If anyone can point me at something else (ideally, something with about two dozen categories — that feels like it ought to be about right, just from eyeballing the data we have so far), I’d be grateful.
The Family Has Landed
We are finally in our new house — still lots to do, but this is now home. Yay!
Sorry to Be So Rushed…
…but too much has piled up for me to do more than post a few randoms:
- Remote control whale snot collection is even stranger than shrimp running on a treadmill.
- 50 of the 350 teams that took part in Microsoft’s Puzzle Challenge were from U of T — that’s almost 200 people.
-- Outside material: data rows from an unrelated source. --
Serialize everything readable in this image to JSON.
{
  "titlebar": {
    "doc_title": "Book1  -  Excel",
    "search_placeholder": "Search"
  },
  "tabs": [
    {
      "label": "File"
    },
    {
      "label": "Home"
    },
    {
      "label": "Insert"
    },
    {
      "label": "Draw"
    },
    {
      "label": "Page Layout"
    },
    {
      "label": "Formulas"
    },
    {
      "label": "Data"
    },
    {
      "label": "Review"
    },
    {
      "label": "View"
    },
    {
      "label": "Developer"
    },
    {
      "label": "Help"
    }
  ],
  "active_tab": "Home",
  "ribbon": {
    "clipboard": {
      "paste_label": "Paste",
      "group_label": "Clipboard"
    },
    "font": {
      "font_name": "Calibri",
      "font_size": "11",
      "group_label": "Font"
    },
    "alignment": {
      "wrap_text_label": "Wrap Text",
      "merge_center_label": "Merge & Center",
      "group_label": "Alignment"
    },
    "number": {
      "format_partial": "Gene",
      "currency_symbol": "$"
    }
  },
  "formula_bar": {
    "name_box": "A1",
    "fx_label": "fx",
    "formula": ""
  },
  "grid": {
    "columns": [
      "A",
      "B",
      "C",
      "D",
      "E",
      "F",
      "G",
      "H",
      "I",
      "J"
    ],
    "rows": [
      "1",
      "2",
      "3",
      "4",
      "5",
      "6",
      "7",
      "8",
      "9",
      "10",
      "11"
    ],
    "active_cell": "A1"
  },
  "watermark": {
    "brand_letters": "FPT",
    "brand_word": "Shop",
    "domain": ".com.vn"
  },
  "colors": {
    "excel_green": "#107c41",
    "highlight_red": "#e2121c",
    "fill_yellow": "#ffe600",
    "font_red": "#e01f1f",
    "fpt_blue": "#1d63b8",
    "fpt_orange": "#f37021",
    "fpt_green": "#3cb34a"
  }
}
Florian Shkurti has a few things to say about how to do well.
- Jamis Buck has some interesting thoughts on LEGO, Play-Doh, and programming.
- The new president of the Maldives wants to buy a new homeland for his people in case global warming drowns the one they have. ’nuff said.
- On Spec magazine will be publishing my short story Still in an upcoming issue. Yay!
At a Glance
I posted a note about Wordle back in June, and keep coming across interesting ways to use it. The most recent is this “abstract” from Amazon’s Deepak Singh:
Anybody doing this for code yet?
APOLOGIES TO STREETKNIT READERS
Our apologies to all readers of the streetknit.ca blog who are now getting third-bit.com items: our hosting service, site5.com, has messed up its configuration files, and has so far been unable to un-mess them. (Yesterday, for example, they were redirecting people to a Lithuanian culture site.) We hope they’ll fix things soon.